Local governments are caught in an unprecedented squeeze, according to a new report. State aid and property taxes, which together account for more than half of local revenues, are dropping simultaneously for the first time since 1980, according to “The Local Squeeze” by the Pew Center on the States.

The one-two punch could not have come at a worst time — just as states and local governments are slowly recovering from the Great Recession. Local governments are being squeezed for revenue even as demand for government services rises, driven by continuing high unemployment, population growth and other factors.

The report details the extent of the squeeze on local governments. State aid, which funds nearly one-third of local government budgets, fell by $12.6 billion, or 2.6 percent, in fiscal year 2010, the most recent year for which comparative data are available. That trend is continuing, with 26 states reporting cuts in local government funding in 2011 and 18 states so far in 2012.

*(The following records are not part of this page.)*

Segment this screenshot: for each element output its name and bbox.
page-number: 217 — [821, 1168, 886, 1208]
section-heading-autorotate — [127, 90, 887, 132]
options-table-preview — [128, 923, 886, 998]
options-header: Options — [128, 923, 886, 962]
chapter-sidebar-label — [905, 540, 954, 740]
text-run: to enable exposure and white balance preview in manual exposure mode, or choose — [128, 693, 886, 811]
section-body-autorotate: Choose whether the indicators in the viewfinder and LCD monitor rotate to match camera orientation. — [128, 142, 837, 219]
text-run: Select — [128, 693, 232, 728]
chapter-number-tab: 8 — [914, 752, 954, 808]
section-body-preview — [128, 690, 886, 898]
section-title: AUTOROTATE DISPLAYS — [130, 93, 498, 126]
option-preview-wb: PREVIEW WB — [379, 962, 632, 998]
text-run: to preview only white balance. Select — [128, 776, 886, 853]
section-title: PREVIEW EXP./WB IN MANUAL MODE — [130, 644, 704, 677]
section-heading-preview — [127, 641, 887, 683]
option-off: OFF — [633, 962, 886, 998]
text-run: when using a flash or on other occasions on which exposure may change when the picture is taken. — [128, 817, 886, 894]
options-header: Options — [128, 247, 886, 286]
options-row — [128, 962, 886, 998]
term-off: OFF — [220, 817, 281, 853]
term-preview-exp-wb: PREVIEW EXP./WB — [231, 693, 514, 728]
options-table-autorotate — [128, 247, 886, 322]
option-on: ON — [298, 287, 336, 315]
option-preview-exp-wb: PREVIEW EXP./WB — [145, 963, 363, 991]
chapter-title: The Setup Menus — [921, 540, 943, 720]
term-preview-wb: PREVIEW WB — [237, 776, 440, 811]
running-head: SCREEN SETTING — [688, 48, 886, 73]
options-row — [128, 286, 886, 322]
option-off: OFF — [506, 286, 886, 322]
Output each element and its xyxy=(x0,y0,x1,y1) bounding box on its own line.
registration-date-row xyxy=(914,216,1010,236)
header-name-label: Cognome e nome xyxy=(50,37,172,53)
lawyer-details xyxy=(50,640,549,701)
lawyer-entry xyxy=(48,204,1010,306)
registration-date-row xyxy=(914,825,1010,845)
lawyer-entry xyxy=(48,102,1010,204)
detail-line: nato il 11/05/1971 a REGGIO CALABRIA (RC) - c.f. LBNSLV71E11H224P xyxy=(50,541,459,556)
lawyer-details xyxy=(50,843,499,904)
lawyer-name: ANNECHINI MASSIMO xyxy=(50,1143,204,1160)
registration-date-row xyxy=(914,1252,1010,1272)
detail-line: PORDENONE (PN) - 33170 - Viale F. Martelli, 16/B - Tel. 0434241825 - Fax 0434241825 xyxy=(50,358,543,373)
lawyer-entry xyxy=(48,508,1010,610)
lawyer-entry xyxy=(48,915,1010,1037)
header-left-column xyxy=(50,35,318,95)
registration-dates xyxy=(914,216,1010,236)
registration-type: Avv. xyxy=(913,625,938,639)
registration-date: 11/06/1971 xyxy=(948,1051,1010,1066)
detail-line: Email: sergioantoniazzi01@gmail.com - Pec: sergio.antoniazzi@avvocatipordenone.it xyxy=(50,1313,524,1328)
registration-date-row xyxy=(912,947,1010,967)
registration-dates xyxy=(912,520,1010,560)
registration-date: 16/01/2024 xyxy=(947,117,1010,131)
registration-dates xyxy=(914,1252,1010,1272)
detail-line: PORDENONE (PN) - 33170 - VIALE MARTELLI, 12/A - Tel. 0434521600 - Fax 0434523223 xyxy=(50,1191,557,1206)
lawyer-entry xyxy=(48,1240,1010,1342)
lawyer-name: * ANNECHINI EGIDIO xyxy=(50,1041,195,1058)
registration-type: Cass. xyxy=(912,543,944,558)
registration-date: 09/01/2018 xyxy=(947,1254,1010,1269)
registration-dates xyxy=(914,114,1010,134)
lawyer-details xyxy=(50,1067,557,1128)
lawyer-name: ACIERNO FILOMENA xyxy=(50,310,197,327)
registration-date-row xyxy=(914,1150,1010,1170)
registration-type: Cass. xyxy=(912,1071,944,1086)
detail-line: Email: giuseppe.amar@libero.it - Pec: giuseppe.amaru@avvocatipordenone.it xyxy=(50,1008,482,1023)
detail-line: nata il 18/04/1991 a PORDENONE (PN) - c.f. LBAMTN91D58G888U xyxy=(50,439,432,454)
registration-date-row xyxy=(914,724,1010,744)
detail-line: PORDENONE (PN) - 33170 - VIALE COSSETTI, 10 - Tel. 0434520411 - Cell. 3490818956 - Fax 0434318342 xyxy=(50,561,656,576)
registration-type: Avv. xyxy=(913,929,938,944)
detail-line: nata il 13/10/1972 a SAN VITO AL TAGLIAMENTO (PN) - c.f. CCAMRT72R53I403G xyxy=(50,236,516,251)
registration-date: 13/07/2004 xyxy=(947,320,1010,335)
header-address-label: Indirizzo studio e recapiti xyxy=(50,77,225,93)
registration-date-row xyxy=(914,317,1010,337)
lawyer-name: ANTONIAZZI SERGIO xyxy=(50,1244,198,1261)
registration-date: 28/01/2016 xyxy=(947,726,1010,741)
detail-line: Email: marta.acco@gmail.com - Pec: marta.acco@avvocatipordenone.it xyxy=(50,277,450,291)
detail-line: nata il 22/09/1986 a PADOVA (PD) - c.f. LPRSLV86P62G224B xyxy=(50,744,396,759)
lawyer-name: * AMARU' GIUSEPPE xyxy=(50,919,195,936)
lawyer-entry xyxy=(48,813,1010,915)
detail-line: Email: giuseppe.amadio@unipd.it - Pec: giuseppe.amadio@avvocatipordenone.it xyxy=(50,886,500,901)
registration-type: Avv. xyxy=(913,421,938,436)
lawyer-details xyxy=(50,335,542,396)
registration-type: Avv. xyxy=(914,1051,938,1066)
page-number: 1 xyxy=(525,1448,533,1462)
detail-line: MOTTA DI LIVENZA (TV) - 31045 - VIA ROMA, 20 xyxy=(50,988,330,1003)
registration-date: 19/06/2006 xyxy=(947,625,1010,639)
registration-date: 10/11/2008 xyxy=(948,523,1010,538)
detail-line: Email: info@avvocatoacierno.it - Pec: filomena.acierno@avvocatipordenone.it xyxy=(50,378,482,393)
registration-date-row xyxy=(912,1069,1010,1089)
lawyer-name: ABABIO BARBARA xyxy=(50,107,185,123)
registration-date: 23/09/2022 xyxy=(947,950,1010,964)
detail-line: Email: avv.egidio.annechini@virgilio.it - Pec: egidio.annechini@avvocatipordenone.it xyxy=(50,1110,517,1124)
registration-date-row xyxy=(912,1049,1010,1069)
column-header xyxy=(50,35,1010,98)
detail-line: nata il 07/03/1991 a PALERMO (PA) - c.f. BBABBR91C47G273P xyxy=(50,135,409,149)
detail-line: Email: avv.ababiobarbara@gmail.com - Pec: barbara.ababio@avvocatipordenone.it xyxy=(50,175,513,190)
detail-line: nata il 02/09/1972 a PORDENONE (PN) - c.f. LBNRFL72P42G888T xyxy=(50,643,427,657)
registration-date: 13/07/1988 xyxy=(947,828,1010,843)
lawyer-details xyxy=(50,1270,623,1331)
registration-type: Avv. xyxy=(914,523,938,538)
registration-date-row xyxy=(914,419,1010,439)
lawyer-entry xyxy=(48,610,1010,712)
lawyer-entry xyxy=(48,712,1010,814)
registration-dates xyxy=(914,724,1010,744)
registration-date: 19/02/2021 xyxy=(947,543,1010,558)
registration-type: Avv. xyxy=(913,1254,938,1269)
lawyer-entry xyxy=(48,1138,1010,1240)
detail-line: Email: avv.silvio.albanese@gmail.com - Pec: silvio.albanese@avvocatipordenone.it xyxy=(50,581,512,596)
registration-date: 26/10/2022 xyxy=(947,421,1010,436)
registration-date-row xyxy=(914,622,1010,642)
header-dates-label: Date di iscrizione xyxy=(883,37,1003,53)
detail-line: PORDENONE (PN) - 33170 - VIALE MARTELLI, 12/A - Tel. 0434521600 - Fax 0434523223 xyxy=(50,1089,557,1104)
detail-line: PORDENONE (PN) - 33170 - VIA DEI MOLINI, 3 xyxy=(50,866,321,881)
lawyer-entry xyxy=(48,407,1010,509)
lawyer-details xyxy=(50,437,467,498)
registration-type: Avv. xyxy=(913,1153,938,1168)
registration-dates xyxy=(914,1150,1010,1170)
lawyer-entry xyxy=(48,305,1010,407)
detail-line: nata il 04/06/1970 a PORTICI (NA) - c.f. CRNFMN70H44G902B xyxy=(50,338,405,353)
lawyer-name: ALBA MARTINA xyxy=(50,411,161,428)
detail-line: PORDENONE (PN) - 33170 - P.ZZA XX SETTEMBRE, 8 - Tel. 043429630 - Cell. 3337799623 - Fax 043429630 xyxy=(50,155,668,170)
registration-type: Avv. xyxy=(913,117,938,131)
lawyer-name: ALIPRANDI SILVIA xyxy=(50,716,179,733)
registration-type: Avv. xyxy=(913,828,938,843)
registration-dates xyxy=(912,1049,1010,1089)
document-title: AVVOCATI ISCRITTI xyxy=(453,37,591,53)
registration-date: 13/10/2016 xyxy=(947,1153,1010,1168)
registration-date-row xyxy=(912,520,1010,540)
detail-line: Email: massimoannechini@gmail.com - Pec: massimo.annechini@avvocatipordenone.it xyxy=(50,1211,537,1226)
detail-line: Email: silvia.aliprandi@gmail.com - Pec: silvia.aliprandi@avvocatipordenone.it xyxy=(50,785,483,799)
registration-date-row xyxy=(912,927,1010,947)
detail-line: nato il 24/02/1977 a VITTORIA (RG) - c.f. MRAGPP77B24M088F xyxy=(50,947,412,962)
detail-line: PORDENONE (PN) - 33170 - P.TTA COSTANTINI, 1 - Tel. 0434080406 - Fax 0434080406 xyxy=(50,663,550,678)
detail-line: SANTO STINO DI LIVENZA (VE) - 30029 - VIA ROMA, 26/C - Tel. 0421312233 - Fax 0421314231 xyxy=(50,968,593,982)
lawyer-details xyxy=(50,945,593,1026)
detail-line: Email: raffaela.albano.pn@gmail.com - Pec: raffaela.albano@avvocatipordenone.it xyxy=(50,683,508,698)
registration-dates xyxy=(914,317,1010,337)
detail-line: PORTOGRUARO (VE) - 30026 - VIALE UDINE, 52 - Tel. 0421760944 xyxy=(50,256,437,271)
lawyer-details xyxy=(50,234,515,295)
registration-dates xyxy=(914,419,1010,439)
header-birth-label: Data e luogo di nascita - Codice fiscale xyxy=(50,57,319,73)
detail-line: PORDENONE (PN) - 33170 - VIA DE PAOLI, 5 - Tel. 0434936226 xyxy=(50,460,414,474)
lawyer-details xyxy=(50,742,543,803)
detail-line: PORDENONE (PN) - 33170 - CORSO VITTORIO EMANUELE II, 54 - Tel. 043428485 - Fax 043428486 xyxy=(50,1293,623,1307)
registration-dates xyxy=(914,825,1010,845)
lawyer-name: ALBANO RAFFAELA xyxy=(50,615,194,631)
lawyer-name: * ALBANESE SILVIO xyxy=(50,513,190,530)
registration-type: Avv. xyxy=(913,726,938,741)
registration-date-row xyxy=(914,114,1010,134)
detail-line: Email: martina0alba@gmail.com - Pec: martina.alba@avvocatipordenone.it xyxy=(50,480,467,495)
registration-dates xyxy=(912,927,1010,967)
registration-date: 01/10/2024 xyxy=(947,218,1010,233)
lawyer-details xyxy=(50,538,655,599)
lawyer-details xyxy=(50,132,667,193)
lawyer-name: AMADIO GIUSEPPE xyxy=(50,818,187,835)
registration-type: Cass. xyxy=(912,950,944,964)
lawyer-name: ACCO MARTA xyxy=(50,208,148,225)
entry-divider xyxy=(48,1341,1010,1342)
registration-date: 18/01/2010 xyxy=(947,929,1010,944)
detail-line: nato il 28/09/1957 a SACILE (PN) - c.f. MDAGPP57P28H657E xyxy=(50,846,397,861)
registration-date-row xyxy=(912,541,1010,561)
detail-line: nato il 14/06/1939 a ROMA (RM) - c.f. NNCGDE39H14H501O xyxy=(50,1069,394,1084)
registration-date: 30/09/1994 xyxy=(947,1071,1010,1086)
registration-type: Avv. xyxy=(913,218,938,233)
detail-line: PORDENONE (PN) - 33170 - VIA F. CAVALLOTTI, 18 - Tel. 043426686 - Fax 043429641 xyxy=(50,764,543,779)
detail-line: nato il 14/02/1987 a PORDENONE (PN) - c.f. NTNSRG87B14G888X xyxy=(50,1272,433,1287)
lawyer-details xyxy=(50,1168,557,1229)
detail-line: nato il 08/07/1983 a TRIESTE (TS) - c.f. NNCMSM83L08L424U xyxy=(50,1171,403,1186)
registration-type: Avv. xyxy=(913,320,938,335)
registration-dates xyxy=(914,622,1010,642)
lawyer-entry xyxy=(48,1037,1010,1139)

Property taxes — the other side of the squeeze —are shrinking, too. Those taxes, which amount to 29 percent of local government revenues, have dropped after the collapse of real estate prices during the recession. In 2010, according to the report, property tax revenues were $11.9 billion, or 2.5 percent, lower than the year before, the largest decline in decades. Property taxes also fell in 2011 and are expected to decrease further in 2012 and 2013.

Local governments have responded by cutting services and jobs. The Pew report offers a sobering conclusion: “The local squeeze will be felt for years to come.”